I should say that my affinity for these kinds of pants—something that came about just as capris were breaking to the fore more than a decade ago—could have been a hint about my gender identity years ago. It just never quite occurred to me.

I went out Saturday night with a friend of mine, one whom I haven’t told anything about my gender identity. There are only about five people in town who do know, in fact. But at some point she mentioned to me that the security officer quipped on my appearance, asking if I was really wearing capris around campus.

And where I could have possibly found them in my size.

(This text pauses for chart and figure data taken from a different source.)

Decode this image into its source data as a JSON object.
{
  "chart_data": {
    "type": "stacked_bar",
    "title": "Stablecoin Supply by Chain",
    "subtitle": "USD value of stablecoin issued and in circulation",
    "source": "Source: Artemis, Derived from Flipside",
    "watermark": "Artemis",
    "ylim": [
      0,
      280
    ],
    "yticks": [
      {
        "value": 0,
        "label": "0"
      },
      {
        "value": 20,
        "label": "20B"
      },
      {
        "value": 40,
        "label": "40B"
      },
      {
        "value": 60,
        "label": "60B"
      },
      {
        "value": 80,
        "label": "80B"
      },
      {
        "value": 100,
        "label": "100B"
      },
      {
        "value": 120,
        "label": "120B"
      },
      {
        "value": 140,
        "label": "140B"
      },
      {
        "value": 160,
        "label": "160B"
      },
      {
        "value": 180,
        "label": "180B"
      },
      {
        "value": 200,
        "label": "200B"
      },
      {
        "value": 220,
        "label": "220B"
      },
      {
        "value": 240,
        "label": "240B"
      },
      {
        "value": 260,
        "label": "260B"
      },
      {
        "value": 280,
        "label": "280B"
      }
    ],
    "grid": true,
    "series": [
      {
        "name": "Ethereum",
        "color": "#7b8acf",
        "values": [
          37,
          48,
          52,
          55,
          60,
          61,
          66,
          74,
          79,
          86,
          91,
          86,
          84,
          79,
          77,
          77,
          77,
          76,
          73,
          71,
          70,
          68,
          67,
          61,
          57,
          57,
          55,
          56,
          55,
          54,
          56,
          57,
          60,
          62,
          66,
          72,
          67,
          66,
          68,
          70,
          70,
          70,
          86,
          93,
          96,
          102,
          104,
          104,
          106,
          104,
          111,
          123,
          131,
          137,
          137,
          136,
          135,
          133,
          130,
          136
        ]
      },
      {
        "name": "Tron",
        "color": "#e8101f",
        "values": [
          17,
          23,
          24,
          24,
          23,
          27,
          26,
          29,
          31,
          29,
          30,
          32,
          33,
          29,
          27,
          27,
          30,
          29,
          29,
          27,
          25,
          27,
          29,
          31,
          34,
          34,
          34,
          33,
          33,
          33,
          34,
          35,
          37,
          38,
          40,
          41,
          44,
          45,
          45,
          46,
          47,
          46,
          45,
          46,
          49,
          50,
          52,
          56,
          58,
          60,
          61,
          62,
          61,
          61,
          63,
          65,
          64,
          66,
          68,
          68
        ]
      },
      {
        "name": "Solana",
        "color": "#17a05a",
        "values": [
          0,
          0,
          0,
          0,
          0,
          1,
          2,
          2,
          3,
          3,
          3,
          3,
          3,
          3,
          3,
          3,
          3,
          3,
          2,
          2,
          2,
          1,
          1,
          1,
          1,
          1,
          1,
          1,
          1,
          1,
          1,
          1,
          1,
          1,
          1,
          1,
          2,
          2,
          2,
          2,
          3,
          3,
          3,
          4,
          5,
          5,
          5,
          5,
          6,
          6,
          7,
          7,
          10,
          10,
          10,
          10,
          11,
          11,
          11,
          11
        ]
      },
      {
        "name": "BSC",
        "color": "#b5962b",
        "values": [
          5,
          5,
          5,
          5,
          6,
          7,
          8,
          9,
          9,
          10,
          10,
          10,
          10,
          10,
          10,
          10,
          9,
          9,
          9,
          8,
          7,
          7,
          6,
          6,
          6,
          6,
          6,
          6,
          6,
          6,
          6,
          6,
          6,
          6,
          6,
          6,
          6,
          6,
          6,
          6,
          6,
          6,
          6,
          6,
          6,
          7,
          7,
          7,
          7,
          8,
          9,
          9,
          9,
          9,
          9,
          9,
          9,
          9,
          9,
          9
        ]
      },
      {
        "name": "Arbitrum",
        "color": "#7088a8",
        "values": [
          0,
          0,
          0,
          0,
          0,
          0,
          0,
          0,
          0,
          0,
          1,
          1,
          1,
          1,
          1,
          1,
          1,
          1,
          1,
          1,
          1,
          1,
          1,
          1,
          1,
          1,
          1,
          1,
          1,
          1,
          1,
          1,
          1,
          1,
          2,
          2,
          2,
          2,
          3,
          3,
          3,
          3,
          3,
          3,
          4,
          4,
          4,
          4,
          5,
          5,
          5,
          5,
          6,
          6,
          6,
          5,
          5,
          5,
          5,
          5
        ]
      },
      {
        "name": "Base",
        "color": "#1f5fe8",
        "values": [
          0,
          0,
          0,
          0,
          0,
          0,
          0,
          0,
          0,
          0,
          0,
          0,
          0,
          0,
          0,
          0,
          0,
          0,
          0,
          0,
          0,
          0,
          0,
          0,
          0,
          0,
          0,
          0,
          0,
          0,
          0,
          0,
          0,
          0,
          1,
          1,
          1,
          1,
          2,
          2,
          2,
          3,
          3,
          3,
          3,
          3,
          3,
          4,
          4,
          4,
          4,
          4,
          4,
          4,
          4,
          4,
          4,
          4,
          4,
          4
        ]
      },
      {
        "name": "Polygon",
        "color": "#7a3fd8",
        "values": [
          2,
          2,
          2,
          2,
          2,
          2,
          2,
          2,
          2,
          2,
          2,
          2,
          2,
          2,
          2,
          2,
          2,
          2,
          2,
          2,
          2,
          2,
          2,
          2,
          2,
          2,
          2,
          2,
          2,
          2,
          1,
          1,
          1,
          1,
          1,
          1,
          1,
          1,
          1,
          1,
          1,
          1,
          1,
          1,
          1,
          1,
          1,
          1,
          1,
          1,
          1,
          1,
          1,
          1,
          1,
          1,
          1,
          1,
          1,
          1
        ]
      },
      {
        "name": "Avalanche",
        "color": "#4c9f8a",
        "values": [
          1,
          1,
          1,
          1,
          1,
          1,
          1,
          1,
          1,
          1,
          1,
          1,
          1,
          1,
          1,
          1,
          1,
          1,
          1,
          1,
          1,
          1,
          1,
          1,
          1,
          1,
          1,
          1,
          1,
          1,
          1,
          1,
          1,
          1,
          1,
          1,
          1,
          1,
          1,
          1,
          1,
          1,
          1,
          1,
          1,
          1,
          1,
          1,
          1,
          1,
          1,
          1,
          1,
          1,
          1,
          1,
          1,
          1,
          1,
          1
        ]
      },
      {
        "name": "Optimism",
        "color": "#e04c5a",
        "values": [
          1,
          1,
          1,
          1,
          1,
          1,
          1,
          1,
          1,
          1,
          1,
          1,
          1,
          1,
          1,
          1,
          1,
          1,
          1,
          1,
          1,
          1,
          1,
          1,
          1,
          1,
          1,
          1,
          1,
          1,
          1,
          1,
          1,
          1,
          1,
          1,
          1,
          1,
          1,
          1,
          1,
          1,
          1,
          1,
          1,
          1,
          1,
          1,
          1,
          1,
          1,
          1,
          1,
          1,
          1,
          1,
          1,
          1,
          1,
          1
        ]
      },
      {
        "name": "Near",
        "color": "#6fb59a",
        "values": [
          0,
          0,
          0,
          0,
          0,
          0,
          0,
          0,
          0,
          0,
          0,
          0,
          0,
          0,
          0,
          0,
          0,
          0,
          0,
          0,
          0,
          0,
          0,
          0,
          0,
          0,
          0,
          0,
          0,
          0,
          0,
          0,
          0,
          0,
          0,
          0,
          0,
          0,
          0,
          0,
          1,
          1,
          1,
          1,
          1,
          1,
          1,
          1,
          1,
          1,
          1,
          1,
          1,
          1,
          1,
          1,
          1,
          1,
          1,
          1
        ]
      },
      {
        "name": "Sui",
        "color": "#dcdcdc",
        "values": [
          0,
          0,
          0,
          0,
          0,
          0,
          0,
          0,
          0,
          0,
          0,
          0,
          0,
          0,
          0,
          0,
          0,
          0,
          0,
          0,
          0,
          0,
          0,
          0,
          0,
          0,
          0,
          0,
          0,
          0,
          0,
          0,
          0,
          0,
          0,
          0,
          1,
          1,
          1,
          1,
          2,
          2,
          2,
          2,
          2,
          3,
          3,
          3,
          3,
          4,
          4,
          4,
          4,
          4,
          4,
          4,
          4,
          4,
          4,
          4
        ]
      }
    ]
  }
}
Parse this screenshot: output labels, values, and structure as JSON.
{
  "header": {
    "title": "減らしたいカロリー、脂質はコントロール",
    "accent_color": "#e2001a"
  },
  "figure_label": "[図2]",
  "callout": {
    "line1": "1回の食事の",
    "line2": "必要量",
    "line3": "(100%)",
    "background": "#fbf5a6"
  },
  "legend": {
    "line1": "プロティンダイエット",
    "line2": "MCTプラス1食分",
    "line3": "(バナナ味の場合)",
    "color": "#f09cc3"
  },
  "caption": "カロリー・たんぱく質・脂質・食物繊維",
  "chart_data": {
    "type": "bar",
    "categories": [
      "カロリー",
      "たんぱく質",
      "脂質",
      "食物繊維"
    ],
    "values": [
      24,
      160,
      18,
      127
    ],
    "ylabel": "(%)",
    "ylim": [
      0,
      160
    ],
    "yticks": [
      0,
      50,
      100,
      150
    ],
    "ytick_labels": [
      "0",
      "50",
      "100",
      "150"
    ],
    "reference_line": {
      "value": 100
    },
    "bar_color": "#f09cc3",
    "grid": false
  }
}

I moved from a conservative place. On the surface, this place is less conservative—and a good deal rougher. But things that are outside of convention seem to be difficult to take here. I haven’t been subject to any physical incidents yet, nor have I come close. But when I go out, I feel like they’re a possibility.

The school is kind of my sanctuary. It helps that people there like me, and I can be a bit more myself. But when coworkers are starting to ask questions to each other—rather than me—then I suppose I have to evaluate this whole thing. I have gender identity protection at work through their non-discrimination policy. But I’m untenured. I know better.